Mortgage brokers should be contacting their existing clients and chasing new leads to drum up business as home buying activity begins to drop off, according to a mortgage aggregation group.
eChoice noted that auction clearance rates across the country have been less than impressive in what should have been the two most energetic weekends of the year.
“Sydney, traditionally Australia’s hottest property marketplace, has recorded its tenth week in a row of auction clearance rates under 80 percent, according to a recent Corelogic report,” Paul Liccione, eChoice general manager of sales and distribution, said.
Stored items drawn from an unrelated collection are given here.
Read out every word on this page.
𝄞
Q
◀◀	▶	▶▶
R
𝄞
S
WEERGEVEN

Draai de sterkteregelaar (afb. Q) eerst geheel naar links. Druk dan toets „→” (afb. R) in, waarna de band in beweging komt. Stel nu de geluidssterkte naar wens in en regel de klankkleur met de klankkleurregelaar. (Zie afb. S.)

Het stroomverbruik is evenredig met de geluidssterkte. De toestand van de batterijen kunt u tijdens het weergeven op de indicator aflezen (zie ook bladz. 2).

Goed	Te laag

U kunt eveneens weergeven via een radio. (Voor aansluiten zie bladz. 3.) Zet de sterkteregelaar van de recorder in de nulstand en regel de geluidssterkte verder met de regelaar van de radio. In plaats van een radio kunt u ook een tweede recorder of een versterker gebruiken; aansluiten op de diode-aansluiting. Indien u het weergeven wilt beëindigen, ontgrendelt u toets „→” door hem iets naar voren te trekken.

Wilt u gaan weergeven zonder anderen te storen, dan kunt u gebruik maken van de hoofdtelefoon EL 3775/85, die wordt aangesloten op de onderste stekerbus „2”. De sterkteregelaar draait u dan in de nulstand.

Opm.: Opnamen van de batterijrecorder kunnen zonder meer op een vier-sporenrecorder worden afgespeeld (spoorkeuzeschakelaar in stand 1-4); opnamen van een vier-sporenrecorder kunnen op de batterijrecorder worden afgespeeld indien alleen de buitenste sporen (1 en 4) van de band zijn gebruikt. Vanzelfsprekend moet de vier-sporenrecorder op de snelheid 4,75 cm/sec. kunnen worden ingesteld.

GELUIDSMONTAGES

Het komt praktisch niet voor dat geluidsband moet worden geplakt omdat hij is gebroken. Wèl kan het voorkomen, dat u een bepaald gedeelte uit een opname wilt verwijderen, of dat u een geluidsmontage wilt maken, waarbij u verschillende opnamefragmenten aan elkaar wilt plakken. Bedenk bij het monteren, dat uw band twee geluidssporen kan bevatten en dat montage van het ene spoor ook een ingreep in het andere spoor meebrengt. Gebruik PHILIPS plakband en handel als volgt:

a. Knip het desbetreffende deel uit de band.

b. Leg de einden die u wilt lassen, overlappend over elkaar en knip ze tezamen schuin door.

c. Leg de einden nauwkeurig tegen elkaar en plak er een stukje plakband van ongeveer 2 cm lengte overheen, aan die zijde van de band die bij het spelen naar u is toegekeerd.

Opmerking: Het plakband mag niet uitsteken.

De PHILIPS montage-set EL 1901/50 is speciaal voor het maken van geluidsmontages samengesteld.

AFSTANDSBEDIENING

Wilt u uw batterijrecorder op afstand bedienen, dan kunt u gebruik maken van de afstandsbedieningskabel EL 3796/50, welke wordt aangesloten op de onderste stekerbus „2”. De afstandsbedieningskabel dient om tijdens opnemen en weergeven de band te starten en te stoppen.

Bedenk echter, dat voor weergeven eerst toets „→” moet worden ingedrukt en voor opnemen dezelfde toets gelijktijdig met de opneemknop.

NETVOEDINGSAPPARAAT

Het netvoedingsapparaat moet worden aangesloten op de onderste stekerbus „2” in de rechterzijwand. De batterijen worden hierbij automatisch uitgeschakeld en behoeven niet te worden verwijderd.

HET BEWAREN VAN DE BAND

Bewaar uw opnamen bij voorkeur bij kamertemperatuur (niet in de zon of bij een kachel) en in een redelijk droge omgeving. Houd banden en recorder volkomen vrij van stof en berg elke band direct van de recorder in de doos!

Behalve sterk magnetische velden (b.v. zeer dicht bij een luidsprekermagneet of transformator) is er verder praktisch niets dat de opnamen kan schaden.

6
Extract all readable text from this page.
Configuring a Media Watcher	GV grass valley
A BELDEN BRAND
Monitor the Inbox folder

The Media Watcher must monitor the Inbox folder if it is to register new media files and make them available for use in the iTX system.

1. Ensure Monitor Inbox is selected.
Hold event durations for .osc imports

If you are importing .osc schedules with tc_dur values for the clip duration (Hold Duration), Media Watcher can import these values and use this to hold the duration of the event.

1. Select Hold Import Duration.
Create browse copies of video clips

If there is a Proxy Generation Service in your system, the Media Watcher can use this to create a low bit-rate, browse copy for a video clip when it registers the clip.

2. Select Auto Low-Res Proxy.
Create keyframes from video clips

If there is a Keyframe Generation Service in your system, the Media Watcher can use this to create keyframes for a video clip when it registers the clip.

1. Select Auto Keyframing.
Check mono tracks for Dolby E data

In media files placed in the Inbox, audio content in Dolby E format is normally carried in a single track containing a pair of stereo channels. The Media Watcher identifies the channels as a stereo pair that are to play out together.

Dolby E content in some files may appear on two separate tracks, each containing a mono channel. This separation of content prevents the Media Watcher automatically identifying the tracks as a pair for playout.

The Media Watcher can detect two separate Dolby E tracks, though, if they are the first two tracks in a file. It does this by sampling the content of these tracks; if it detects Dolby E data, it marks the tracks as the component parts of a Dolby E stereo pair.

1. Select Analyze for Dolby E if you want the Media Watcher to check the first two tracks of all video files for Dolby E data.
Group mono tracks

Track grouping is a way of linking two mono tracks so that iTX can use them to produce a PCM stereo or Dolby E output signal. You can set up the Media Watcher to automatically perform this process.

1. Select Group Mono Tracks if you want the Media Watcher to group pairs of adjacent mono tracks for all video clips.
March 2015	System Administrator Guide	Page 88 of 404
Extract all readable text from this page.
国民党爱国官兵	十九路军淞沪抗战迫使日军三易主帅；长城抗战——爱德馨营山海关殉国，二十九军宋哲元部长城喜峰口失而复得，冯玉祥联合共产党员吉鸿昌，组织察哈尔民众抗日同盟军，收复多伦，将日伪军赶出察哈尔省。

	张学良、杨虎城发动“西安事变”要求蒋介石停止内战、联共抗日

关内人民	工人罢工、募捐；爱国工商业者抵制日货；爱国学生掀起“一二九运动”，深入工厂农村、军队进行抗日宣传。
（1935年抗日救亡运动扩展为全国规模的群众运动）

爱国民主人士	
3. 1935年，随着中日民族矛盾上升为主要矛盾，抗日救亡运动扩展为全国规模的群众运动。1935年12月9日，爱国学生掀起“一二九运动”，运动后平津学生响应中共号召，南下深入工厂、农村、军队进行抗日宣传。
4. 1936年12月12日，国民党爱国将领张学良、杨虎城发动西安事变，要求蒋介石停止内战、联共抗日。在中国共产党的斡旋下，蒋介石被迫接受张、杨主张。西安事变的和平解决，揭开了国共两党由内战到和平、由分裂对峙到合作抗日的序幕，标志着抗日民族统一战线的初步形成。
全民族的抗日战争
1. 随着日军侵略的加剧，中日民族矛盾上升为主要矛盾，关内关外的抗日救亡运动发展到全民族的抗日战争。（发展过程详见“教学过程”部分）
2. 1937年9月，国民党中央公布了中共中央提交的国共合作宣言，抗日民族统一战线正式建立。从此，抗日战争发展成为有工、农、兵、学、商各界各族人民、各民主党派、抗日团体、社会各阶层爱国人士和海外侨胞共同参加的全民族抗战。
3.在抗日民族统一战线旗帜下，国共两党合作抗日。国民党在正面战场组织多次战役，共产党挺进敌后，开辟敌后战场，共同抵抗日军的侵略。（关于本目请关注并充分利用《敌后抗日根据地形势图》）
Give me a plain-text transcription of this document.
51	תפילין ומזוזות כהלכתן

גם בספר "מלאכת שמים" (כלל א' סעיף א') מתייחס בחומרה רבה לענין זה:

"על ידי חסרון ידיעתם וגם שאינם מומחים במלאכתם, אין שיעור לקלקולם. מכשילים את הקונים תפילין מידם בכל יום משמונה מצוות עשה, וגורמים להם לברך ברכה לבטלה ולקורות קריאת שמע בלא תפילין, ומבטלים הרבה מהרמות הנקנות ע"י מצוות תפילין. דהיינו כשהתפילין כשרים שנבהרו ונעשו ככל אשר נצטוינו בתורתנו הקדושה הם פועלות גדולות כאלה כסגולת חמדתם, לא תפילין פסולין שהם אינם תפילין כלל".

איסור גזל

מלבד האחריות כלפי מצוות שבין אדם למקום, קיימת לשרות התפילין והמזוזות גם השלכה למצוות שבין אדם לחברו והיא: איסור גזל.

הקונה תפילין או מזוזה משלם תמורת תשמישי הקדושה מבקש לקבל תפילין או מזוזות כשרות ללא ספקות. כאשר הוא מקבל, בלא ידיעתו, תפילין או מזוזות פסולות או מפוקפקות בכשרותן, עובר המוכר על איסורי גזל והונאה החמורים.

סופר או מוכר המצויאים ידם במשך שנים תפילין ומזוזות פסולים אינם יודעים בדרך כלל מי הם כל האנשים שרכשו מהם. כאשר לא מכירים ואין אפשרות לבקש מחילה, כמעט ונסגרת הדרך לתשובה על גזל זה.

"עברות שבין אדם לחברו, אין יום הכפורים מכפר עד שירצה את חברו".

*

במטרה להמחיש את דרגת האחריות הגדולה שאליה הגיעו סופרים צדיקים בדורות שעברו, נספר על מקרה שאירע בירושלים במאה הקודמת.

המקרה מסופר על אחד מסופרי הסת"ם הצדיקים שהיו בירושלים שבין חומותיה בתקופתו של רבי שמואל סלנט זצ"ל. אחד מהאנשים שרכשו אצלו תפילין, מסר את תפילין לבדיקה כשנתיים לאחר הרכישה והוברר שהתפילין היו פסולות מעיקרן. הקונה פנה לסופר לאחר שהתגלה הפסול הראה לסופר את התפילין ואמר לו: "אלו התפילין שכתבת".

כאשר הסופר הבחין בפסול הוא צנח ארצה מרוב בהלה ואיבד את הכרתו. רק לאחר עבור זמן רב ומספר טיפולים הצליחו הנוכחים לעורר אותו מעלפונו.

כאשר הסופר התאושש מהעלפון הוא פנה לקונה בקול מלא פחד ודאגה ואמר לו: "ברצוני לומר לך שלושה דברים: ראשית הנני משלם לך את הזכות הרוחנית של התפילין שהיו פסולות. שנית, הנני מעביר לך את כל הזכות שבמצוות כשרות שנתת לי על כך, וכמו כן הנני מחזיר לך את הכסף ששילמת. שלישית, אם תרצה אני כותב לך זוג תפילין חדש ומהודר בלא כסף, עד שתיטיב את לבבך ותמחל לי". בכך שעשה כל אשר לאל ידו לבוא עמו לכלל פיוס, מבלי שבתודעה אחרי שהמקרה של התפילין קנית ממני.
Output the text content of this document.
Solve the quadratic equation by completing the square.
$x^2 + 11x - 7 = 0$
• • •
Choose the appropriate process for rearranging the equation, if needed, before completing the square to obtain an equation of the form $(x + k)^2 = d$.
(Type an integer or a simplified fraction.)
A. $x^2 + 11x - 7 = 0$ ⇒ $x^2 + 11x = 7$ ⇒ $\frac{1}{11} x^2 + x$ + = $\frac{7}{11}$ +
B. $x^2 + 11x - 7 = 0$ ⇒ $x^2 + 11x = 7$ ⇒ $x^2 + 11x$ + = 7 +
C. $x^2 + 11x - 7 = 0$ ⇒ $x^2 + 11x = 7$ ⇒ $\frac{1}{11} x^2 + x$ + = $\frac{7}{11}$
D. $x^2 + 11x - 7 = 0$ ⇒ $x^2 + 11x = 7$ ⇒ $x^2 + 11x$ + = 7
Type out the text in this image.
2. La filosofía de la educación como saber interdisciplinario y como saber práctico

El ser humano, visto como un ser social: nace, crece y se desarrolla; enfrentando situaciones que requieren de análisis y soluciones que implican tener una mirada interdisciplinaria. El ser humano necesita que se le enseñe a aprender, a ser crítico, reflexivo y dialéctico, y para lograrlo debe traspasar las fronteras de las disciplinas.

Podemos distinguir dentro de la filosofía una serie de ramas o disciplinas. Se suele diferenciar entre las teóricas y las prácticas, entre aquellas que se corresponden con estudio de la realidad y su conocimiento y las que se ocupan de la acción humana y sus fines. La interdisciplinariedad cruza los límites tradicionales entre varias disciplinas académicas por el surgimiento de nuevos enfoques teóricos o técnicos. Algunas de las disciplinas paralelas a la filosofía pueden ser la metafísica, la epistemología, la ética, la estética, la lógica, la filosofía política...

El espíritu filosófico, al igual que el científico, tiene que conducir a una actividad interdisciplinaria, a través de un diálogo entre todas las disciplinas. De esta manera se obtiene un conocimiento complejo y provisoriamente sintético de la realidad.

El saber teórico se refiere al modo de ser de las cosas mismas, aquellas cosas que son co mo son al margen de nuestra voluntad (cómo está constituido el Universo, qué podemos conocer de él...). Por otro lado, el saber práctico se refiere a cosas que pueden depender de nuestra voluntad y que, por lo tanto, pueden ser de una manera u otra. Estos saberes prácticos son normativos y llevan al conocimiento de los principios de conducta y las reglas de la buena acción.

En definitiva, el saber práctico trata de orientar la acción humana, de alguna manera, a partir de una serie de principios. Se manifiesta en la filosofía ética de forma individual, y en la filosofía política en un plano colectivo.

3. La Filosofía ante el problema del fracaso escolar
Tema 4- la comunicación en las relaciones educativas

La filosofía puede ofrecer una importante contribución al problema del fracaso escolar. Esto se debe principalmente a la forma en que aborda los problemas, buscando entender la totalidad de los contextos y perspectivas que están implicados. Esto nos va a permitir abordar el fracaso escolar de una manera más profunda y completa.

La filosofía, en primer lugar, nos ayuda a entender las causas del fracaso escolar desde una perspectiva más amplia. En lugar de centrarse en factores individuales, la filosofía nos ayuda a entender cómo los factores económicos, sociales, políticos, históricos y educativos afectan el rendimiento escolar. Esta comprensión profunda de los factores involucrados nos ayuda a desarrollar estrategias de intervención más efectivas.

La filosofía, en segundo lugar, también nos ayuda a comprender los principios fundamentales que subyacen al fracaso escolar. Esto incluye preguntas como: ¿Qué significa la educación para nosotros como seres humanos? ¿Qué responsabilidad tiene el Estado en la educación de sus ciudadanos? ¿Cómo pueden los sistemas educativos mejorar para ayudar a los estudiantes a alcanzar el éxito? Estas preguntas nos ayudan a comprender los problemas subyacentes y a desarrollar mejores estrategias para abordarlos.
“Spring activity usually sustains brokers through that quieter Christmas/ New Year period, however, this year as buyer sentiment appears weaker, prices in some markets [will] plateau and the effects of the investor-lending squeeze [will] begin to influence buyer and seller behaviour – spring may very well become the new winter,” Mr Liccione said.
Given that the regular pattern of the property market this year has changed, brokers need to rethink their approach to new business, he said.
“Now could turn out to be the perfect time of the year for brokers to revisit their database and actively contact their dormant enquiry lists.”
Mr Liccione said that with so much air time being given to changes in lending requirements, speculation about off-the-plan purchases and opinion about the direction of the property prices, there is plenty to discuss with existing and potential clients – and of course new business and potential referral opportunities.
“Our state-of-the-art Concierge program has unearthed some incredible opportunities for those brokers now utilising the facility. This targeted client contact program is already delivering quality new business to the participants from their own databases,” he said.
“Our brokers are telling us that the feedback from their customers is extremely positive and the program is on average generating new business at the rate of one new loan for every 10 contacts.”